Current matters include Water issues with the Department of Ecology inclusive of the Joe Lemire case. The Department of Ecology has been hounding farming and ranching communities in rural Washington concerning the “substantial potential to pollute.” After the Joe Lemire case was heard by the Washington Supreme Court, the 3DT BMP Implementation Process documentation was released which WALF also helped to take a stand on. WALF has tried to ease the burden that Ecology is placing on private property owners with riparian areas.
Wolves in the United States have been delisted as an endangered species allowing Washington State to come up with their own Wolf Management Plan. WALF has reviewed the plan and is keeping abreast of developments with wolf management in Washington State. Many of the WALF Board has been active on the management plan.
WALF supported a 78 year old private property owner who was forced to shoot dogs that had been chasing his cows. The City of Richland Washington charged the private property owner with criminal charges for protecting his property. The private property owner was successful in getting the charges dismissed.
The Dairy industry is facing ground water contamination issues in the Yakima Valley. Currently there is no ongoing litigation, but WALF is keeping a close eye on these matters. The Dairy Legal Action Fund was proposed in 2007 and we are looking into beginning fund raising to assist with the dairymen.
WALF is currently active in two separate drainage issues in Western Washington which involve many different entities including the Department of Ecology, Department of Fish and Wildlife, and Army Corps of Engineers. One involves government putting tidegates in floodplains and allowing salt water to flood ag lands. The other case involves maintenance of drainage ditches.
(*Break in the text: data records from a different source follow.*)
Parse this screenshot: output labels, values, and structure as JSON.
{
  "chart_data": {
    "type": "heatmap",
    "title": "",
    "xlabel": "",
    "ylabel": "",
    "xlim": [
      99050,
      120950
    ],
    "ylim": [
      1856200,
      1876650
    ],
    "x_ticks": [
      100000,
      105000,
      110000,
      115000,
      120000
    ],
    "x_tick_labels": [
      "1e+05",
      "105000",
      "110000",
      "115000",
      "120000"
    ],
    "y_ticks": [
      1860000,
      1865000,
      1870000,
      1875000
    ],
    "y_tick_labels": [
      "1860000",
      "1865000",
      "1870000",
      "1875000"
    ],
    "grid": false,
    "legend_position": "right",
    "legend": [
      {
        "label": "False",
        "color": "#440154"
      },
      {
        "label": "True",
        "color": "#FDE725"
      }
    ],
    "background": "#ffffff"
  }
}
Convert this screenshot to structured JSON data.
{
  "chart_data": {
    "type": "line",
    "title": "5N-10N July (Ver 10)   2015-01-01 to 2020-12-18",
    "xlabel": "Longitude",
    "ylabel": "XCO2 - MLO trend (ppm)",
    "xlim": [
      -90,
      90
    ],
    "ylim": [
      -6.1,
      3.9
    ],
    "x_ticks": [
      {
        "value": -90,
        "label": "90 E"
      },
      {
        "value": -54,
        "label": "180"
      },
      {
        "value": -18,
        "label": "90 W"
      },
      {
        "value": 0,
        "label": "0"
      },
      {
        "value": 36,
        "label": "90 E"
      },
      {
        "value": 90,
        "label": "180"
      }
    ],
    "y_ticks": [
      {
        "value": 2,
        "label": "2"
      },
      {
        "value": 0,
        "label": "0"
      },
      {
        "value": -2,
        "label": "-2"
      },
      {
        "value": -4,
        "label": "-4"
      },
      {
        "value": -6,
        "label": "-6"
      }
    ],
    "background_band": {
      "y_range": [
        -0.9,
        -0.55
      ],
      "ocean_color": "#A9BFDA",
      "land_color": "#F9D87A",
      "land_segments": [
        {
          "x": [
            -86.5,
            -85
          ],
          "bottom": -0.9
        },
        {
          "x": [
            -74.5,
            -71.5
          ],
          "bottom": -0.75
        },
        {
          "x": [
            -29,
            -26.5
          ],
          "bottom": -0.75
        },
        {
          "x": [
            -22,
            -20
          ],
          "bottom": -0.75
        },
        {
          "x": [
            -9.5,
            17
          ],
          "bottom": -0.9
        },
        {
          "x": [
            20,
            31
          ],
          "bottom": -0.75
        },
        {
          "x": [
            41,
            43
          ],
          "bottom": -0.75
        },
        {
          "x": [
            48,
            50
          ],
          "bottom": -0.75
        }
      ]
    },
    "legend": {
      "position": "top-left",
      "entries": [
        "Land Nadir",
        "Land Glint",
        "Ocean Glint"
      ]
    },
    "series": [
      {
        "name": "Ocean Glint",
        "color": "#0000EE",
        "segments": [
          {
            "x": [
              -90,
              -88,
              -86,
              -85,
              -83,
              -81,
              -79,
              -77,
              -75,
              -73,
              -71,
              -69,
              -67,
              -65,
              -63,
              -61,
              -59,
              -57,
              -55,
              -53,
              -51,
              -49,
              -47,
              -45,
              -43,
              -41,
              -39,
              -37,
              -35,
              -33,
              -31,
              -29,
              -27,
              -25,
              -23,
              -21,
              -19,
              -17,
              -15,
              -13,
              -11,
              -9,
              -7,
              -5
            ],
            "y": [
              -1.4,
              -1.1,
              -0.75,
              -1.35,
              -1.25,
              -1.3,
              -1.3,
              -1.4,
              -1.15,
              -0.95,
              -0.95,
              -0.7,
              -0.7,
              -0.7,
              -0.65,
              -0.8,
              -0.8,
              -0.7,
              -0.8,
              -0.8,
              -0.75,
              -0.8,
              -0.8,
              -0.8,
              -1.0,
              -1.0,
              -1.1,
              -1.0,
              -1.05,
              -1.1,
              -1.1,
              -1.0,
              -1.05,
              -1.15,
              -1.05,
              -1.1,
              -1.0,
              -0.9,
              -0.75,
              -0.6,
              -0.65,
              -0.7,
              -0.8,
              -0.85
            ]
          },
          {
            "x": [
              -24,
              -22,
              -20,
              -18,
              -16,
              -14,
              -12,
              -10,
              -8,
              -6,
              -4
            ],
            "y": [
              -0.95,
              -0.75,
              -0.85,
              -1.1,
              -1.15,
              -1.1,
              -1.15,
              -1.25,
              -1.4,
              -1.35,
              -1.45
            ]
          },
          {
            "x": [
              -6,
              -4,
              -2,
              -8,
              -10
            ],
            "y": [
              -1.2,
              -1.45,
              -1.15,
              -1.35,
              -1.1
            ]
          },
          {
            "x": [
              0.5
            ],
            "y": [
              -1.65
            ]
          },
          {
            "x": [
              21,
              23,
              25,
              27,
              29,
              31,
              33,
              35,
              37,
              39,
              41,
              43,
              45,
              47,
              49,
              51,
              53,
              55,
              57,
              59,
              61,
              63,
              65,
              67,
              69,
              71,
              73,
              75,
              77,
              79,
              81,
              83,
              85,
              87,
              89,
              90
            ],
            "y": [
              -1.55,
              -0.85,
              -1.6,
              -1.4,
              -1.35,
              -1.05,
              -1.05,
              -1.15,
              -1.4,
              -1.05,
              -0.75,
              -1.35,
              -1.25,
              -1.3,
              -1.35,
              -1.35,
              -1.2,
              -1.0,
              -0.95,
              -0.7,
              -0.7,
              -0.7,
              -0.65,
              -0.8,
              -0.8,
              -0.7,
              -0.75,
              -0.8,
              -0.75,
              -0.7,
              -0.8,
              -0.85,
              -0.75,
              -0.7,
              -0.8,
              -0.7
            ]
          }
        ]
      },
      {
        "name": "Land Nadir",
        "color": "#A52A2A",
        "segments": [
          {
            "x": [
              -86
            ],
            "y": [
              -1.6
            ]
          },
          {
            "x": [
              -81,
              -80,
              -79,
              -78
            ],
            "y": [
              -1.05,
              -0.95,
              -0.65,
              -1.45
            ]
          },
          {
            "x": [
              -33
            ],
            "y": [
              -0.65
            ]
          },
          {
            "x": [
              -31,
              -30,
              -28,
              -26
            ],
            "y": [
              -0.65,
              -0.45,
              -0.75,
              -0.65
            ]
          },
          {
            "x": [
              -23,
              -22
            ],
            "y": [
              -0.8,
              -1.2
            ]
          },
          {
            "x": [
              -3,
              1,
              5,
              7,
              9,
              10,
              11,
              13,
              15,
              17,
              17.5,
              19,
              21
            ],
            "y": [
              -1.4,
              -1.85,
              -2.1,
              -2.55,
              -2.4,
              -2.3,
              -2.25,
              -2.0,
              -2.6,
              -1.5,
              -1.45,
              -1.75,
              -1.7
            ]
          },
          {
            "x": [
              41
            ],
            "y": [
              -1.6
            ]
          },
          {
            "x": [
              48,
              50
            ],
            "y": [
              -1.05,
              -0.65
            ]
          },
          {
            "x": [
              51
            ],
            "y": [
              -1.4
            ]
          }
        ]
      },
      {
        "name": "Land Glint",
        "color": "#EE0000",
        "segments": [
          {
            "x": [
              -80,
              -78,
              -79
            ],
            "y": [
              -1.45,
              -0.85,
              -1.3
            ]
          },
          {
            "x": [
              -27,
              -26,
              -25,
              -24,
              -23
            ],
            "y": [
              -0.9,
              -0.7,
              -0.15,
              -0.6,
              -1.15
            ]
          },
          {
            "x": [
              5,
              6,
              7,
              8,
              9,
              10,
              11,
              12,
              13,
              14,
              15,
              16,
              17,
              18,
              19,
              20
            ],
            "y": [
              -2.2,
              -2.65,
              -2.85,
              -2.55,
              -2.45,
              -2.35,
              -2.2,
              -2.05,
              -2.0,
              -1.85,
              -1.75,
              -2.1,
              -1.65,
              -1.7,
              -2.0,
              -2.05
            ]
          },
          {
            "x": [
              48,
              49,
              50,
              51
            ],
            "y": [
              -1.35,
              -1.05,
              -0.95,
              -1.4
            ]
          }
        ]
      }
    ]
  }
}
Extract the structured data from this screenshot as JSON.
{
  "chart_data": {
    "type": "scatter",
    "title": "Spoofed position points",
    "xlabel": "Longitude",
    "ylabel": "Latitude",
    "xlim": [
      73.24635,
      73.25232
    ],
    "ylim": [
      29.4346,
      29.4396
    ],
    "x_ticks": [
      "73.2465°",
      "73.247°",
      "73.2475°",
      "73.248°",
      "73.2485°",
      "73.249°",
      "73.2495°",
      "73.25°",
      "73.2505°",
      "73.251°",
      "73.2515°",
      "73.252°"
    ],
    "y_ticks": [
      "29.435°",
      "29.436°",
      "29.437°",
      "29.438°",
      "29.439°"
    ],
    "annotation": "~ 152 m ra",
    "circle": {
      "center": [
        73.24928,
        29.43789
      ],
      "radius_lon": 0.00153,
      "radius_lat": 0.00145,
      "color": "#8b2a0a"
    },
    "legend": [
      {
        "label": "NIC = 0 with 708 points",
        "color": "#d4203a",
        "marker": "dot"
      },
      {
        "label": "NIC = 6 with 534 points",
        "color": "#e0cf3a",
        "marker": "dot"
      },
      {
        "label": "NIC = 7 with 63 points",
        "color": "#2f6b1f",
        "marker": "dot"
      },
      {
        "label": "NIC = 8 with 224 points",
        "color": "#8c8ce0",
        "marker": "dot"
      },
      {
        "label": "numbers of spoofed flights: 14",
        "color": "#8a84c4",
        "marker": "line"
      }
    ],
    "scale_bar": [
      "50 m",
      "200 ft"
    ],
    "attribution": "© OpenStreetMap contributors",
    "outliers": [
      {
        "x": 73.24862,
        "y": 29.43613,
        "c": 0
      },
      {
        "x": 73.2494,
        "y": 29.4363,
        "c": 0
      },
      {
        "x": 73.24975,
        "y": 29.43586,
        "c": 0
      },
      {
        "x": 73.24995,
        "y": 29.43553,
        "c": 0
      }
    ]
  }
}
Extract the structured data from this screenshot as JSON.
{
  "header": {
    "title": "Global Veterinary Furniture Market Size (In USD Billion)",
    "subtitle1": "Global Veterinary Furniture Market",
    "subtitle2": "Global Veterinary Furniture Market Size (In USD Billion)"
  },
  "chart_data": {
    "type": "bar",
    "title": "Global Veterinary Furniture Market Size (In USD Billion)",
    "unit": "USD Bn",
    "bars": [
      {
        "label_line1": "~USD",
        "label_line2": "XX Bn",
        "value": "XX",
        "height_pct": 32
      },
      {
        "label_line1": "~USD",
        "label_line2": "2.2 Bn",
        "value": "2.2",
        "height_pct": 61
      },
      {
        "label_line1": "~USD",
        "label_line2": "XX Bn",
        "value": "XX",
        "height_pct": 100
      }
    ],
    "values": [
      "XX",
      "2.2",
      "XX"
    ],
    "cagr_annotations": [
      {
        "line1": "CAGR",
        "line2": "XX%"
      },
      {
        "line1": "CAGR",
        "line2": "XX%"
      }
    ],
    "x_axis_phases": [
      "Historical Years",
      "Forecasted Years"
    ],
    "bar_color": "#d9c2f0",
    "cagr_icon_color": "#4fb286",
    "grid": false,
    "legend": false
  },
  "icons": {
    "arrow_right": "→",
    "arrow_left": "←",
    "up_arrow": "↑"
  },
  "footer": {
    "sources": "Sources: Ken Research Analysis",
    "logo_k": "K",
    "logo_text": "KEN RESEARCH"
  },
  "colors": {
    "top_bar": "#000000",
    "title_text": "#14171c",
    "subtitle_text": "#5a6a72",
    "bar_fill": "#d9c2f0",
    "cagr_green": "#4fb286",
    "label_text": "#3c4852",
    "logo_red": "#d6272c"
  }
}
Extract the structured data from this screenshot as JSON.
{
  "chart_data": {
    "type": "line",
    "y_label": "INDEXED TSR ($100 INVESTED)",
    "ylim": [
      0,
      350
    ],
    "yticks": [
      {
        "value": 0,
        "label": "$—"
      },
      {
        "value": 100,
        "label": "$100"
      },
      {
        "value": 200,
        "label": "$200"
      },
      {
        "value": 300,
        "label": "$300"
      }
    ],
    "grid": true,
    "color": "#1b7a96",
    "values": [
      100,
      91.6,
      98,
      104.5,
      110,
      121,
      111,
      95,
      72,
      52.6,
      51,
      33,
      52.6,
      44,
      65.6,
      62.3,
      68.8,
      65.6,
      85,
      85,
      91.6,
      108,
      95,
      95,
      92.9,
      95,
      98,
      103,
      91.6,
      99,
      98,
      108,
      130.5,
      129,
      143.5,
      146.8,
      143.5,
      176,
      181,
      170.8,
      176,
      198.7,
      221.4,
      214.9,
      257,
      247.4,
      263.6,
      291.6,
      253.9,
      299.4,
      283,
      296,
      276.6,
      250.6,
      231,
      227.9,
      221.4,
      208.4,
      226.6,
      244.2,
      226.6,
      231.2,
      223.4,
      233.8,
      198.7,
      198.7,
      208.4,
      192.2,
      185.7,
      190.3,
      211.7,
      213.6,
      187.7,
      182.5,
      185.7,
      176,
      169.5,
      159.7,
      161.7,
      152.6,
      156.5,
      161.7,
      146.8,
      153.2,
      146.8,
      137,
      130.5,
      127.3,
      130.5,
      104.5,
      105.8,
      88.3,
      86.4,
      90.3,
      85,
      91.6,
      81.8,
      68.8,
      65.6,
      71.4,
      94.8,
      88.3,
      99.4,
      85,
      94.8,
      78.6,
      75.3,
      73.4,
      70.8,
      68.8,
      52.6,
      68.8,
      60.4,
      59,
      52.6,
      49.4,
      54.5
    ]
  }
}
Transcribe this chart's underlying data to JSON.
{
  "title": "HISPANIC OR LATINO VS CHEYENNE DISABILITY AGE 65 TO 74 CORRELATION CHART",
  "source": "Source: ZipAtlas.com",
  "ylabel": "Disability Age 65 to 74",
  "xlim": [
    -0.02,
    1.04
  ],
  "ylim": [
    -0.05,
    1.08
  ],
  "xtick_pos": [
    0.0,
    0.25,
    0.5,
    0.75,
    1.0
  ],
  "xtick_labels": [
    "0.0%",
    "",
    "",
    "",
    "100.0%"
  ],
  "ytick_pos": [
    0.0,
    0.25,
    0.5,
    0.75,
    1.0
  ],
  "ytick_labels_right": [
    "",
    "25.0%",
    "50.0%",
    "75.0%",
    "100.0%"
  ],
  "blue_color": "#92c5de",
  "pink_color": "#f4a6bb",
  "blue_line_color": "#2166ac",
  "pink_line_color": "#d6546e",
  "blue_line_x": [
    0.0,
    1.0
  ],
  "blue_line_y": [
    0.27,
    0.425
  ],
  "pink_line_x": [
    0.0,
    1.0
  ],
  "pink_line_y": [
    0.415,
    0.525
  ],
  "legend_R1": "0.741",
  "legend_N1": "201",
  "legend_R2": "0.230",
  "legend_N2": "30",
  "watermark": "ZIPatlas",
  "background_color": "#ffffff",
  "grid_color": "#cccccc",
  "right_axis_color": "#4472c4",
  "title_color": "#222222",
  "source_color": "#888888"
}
Fund raising efforts are currently underway to assist a private party who faced litigation on an easement going over his property. This individual was sued by easement holders because he had a horse on his property. As a true owner to the property, this private property owner had every right to have a horse on his land. The easement holders sued to keep him from having any livestock on his property, and because they had to open and shut gates to access the easement. WALF has taken the position that owners of private property should not be obligated to use their property in a specific way due to an easement for ingress and egress. The private property owner was successful in his suit, but faced litigation costs that were not reimbursable. If the private property owner had lost this case, it may have set a precedent allowing easement holders to dictate how private property could be used.